I'm still thinking out loud at this stage, but it doesn't seem like you'd have to iterate at all, to find provably close palindromic numbers.

Howdy!

sub palindrate
{
    my $X = shift;
    my $front = substr($X, 0, (length($X)+1)/2);
    my $back = reverse $front;
    substr($back, 0, 1) = '' if length($X) % 2;
    my $front2 = $front+1;
    my $back2 = reverse $front2;
    substr($back2, 0, 1) = '' if length($X) % 2;
    my $N1 = $front.$back;
    my $N2 = $front2.$back2;
    return (abs($X-$N1) < abs($X-$N2)) ? $N1 : $N2;
}
[download]

Update: fixed typo in code so it really does work as coded now. The algorithm was correct; the implementation was flawed...and use warnings would have pointed it right out to me...

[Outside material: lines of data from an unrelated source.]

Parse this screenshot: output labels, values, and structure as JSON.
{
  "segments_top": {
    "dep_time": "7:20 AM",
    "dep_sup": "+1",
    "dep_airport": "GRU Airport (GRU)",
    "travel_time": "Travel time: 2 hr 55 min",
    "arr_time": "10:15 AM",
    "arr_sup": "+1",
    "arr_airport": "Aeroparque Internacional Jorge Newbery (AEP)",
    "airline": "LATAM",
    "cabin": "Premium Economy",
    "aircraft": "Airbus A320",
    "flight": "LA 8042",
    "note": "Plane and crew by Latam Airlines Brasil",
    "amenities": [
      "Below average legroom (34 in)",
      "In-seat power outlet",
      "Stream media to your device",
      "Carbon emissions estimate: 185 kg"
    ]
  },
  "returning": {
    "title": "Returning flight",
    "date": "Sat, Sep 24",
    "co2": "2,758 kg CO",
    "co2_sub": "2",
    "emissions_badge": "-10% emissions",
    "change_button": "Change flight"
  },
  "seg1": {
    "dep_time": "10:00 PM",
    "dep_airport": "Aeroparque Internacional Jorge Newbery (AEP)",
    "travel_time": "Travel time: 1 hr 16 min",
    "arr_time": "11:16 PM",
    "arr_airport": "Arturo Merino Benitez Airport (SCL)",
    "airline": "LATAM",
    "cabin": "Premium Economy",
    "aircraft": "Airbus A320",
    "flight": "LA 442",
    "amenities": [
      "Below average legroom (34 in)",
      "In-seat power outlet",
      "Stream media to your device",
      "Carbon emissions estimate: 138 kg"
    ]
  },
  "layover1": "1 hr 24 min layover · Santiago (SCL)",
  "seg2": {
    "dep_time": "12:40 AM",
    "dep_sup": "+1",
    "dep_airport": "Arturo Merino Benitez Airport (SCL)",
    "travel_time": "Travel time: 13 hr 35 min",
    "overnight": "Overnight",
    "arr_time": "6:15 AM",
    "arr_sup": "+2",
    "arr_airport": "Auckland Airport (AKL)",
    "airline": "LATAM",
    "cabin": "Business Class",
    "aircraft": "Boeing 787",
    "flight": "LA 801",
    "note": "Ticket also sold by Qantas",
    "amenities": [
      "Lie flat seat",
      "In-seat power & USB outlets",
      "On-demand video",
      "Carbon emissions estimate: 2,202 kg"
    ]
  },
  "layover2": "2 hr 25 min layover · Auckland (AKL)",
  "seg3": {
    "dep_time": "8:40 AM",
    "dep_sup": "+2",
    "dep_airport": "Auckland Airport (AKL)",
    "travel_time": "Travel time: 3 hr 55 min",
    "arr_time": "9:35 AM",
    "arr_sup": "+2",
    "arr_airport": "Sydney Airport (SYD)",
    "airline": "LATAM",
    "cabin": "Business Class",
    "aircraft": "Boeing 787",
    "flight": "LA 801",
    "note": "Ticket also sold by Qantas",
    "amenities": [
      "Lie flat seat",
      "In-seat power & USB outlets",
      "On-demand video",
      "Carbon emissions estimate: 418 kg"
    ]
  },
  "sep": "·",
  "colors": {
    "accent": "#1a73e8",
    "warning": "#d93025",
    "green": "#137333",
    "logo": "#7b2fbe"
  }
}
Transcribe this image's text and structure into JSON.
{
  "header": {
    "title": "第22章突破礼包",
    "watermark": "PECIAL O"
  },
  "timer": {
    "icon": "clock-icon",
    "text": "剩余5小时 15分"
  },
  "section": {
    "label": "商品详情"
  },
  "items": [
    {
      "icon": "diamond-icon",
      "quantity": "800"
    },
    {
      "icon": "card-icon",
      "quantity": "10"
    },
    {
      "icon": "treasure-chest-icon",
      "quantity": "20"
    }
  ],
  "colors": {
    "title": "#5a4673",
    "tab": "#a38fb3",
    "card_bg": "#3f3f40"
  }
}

Further update: *busted*...It's still not quite right... 91 breaks... ...but I'm gonna leave the code as it stands

yours,
Michael

Try 199. The answer should be 202, but you give 191.

Update: After the fix, try 91. This gives 99 when 88 should be the answer.

halley,
Forgive my hasty initial response. I knew your method was flawed but gave a bad test case. 999 and 1001 are both valid when the input is 1000. Your method fails on the updated test case though 1085. The correct answer should be 1111.

Cheers - L~R

Which is why I initially mentioned that incrementing would be easy, to find the alternative. If the input isn't already palindromic, you have to find two palindromic alternatives. Roy Johnson wrote the code I foresaw: '10##'++ would be '1111'.

--
[ e d @ h a l l e y . c c ]

...yeah, but 1001 is equally valid as an answer...

herveus,
I knew the solution was wrong, but my test data to prove it was flawed. Updated with correct data to show the solution as flawed.

Cheers - L~R